In this very industrial day and age where not many people have daily contact with soil and much of what we eat is sterile, highly refined and processed, it is entirely likely that some of us have never acquired a good, broad mix of healthy gut microbes.
The easiest way to address an out-of-whack gut situation is with probiotics.
Probiotics are foods or drinks that contain live healthy cultures of microbes that are good for your gut. Many of these you’ll already be aware of, and some are integral parts of delicious international dishes. Natural yoghurt, raw cheeses, Korean kimchi, naturally fermented sauerkraut, Central American curtido, Indian lassi, Eastern European milk kefir, and of course kombucha are all probiotics. Basically anything that is naturally fermented or pickled and involves lactic-acid fermentation is a probiotic.
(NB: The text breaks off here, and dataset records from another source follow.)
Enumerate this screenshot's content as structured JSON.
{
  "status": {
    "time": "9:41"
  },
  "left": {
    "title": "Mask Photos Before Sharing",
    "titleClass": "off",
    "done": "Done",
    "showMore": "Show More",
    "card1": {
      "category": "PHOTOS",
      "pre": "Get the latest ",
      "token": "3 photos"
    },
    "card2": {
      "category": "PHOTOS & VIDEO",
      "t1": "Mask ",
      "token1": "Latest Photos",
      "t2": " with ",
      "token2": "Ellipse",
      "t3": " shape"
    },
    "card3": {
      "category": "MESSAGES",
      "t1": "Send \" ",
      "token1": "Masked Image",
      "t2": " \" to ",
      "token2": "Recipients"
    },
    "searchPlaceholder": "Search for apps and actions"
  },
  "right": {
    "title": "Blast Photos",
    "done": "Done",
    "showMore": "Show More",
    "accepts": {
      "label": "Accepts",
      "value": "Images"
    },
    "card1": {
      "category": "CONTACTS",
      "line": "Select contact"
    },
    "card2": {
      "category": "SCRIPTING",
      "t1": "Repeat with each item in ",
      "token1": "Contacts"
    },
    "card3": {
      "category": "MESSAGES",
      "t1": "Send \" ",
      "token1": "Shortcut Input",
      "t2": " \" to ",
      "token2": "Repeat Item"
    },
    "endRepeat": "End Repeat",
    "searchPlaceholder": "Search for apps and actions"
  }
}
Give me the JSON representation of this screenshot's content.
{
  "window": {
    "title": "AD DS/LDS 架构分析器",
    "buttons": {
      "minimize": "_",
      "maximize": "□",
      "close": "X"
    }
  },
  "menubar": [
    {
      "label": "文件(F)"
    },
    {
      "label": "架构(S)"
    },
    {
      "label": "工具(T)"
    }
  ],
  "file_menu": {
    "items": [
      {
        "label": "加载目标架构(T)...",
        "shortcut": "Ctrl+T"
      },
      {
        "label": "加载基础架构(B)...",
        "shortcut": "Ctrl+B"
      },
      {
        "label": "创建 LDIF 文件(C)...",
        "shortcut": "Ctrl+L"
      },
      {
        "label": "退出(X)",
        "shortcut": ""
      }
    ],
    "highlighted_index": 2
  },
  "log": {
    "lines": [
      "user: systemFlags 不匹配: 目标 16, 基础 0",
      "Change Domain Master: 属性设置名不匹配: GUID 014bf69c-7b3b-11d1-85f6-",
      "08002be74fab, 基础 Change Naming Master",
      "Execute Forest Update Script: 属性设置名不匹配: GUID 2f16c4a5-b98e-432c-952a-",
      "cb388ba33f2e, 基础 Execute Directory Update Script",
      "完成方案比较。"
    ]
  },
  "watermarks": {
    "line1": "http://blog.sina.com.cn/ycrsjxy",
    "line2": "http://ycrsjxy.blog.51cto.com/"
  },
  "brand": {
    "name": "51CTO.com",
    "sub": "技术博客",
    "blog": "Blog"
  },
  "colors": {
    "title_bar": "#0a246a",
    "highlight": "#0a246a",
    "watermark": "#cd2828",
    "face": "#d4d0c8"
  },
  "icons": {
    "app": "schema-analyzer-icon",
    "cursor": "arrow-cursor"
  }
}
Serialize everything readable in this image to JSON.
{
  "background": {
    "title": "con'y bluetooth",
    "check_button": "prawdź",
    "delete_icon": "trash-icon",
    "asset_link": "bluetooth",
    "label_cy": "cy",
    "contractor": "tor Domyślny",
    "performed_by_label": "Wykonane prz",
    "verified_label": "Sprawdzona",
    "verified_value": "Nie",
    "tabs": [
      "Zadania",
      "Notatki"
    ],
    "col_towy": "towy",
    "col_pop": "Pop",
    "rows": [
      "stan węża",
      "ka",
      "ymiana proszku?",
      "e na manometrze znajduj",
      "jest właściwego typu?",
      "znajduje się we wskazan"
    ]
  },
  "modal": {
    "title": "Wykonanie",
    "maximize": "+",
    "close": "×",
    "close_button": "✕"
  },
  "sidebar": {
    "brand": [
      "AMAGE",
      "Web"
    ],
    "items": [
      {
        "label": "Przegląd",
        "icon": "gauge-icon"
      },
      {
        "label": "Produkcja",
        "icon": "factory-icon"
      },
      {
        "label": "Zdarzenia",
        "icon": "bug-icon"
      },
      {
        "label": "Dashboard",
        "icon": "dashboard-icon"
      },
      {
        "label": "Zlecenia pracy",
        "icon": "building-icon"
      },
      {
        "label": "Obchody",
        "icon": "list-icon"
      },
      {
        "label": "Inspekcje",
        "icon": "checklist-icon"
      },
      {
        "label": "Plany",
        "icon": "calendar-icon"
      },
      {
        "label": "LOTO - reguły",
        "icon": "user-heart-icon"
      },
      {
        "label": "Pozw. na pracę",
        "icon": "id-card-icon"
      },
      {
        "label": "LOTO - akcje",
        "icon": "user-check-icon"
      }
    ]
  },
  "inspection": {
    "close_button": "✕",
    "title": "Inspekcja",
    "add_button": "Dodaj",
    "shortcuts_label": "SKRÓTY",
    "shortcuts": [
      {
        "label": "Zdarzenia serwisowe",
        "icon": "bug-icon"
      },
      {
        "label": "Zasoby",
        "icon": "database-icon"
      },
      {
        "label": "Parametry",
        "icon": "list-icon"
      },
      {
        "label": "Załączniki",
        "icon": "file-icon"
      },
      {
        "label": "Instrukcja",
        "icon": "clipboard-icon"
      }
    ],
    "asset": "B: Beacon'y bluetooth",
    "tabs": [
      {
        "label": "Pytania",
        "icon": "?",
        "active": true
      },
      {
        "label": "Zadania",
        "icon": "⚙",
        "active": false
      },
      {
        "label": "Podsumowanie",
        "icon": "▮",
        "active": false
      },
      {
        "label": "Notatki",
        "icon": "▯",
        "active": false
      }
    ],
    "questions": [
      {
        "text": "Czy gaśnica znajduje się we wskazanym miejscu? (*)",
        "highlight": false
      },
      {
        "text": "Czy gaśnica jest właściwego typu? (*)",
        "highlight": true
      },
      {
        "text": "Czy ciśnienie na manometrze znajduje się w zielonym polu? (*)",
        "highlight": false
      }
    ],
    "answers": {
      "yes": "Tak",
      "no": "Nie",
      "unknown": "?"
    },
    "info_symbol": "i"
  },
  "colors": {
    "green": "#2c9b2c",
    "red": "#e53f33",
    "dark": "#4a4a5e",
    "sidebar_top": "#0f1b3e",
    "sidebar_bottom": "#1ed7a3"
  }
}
Just as an aside, the types of fermentation that are yeast-based and produce mostly alcohol are not probiotic. A lot of alcohol tends to kill microbes so is not good for your gut, and too much yeast can cause problems for some people.
Probiotics are available in capsule form as health supplements, but by far the easiest way to ingest probiotics is to eat a variety of naturally fermented foods.
Each type of probiotic food will have its own mix of microbes. The microbes in yoghurt will be different to those in kimchi. In fact each person’s culture or brew, and each different recipe will also result in a unique mix of microbes — so my kombucha will be different to yours. In order to get a good variety of probiotic microbes into your gut it is a good idea to eat a range of probiotic foods in your diet.
A couple of studies have looked into the probiotic properties of kombucha. (I summarize one of them here). They found a wide variety of beneficial bacteria and yeast, and also found that the particular microbes were variable from brew to brew, so some batches were more beneficial than others.
So kombucha definitely has potential to be a good probiotic, but to get the best chance of having a variety of beneficial bacteria, it is good to eat other naturally fermented foods as well.
This article was adapted from the ‘Health Claims’ chapter in my book Simply Kombucha.